Treat yourself to a cashmere spunk sock
Your penis deserves better than a discarded sports sock, so try the comfort of Merino wool socks in a traditional Nordic pattern. Or for the ultimate in style and luxury, £125 cashmere socks from a Savile Row outfitters. You’ll feel like James Bond as you bring yourself off!
Start a masturbation society
After all, what is a book group but a load of wankers wanking on? And there’s so much to discuss – the best dildo, which grip to use, the most debased porn sites, the upcoming fourth season of Bridgerton. Above all it’s a great way to make friends locally. ‘Haven’t seen you at wanking club recently, Tony!’ you’ll cheerfully shout across Asda.

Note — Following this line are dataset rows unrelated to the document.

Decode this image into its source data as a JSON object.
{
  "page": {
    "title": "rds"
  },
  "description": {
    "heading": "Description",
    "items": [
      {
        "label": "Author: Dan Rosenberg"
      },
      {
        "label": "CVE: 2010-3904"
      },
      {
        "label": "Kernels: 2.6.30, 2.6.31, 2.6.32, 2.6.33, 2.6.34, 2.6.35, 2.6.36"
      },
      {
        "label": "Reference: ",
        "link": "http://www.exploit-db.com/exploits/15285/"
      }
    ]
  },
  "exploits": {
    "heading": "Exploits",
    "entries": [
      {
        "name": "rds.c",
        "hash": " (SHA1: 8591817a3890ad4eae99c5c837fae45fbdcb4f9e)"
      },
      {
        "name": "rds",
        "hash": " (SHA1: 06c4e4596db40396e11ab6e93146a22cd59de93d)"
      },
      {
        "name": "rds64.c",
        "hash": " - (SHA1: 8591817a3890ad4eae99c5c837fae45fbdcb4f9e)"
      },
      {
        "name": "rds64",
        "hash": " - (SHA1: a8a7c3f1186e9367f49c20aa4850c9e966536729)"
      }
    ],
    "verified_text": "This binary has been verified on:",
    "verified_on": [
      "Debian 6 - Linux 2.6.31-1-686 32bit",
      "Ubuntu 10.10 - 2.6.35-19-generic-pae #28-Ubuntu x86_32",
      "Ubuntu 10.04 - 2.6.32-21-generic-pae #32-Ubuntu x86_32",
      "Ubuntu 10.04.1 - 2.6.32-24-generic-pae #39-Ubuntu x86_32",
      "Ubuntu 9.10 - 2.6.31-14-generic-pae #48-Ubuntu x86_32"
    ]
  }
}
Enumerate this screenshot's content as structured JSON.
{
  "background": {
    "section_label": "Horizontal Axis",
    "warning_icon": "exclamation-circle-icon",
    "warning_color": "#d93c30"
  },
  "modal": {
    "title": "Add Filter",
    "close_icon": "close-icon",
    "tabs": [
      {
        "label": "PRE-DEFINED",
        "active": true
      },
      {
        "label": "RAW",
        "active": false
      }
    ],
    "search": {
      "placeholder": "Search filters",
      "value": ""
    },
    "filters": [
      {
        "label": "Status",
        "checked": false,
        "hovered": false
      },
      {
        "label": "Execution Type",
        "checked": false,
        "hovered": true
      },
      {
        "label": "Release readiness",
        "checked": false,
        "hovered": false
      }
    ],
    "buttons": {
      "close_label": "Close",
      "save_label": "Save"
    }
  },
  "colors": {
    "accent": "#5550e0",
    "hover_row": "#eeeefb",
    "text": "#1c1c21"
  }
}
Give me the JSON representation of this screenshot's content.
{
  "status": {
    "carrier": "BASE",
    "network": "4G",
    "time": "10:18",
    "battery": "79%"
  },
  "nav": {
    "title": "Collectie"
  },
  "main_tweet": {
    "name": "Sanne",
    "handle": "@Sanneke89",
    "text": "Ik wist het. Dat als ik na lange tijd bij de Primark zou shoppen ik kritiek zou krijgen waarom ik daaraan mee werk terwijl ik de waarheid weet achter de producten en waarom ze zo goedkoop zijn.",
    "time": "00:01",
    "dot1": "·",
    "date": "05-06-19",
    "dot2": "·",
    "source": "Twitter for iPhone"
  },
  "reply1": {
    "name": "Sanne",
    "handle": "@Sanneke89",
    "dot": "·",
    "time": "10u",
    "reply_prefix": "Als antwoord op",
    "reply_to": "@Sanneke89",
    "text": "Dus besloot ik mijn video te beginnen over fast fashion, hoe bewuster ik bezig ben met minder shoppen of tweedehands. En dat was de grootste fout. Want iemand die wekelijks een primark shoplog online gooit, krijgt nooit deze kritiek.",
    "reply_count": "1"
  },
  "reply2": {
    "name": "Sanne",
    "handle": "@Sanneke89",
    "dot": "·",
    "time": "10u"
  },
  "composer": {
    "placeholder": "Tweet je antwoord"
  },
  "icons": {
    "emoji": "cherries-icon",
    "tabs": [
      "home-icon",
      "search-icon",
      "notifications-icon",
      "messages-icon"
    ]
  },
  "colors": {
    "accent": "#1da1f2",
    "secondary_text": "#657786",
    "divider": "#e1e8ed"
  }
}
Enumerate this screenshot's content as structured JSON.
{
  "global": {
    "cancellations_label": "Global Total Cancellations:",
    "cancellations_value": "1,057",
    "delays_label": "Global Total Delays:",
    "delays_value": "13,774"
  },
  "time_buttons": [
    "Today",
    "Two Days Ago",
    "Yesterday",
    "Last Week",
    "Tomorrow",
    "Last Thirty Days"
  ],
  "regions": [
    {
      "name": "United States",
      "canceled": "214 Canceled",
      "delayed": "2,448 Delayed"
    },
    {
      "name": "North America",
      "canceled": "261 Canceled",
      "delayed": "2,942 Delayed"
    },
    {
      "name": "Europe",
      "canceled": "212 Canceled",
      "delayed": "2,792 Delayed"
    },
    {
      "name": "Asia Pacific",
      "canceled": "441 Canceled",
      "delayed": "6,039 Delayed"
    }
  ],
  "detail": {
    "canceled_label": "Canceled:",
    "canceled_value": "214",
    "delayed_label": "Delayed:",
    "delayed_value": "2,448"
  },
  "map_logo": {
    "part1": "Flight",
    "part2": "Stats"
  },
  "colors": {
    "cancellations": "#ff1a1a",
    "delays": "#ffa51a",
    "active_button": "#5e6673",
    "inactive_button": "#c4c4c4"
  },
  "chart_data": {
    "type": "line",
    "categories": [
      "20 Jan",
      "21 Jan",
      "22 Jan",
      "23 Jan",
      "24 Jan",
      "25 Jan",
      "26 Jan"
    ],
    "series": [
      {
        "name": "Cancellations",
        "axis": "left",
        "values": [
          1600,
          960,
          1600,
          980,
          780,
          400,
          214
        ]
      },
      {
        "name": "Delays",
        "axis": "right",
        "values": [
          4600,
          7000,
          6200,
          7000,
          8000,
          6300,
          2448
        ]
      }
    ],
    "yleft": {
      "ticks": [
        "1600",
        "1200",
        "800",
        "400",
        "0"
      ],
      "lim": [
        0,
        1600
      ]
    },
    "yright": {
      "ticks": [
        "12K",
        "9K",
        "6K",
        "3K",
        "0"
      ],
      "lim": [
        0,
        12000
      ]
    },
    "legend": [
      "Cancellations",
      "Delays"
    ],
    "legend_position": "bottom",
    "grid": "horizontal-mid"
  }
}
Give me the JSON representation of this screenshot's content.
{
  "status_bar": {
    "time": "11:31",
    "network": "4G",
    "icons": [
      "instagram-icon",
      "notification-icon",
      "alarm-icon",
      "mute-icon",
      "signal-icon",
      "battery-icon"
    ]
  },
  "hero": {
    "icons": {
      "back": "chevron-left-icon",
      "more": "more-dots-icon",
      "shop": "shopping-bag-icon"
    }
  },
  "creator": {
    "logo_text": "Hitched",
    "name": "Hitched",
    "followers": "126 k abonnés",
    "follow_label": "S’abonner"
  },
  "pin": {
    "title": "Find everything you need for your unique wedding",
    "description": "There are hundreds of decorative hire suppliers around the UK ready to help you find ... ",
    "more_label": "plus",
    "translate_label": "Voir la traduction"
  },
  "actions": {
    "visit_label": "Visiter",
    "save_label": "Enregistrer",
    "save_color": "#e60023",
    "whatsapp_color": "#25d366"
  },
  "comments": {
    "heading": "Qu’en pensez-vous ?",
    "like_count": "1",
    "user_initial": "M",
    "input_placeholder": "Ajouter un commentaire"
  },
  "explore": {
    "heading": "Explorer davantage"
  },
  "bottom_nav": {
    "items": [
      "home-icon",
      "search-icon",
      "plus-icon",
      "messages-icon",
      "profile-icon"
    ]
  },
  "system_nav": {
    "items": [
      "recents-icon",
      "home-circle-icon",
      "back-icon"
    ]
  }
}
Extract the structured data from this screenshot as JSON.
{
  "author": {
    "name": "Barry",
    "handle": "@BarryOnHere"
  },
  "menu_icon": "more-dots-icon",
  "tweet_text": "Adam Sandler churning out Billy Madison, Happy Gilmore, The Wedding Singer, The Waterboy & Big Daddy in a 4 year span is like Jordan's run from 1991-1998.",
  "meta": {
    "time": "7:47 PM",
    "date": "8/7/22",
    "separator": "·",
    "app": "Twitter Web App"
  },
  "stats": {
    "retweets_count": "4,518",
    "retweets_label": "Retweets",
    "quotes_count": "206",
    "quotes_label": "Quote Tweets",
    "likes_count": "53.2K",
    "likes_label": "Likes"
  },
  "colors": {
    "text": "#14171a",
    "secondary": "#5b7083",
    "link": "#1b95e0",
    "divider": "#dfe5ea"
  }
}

Invest in a quality fleshlight
Regular users of fleshlights swear by them, though whether they’ve done a full comparison with a real vagina is unlikely. They can apparently replicate every type of sex you’re not currently having, and with names like ‘Ice Lady’ you can convince yourself this is a normal, on-trend sexual activity, not just putting your knob in a squishy torch.
Change location
Sometimes a change of scene is all we need, and January is ideal for a cheap off-season rental. Airbnb recommends non-tourist destinations for the best deals, so why not book a week in a terraced house in Stoke-on-Trent with nothing to do but bring yourself off? You’ve paid the cleaning fee upfront!
Take it al fresco
Visiting the countryside is a great way to combine a wank with exercise and scenery. You might even stumble upon one of Britain’s many fascinating historical sites and realise that 2,000 years ago a Roman soldier may have jizzed in this very spot. It’s incredible – and humbling – to realise that you too are part of the great tapestry of masturbatory history.
Consider splashing out on a lifelike sex doll
Pricey, but an expensive gift to yourself might be just what you need. Many hobbies require expensive equipment, after all, so it’s no different to rock-climbing. Although you may prefer not to boast to your colleagues about an exhausting but fulfilling weekend spent having sex with a lifeless, limbless silicone woman.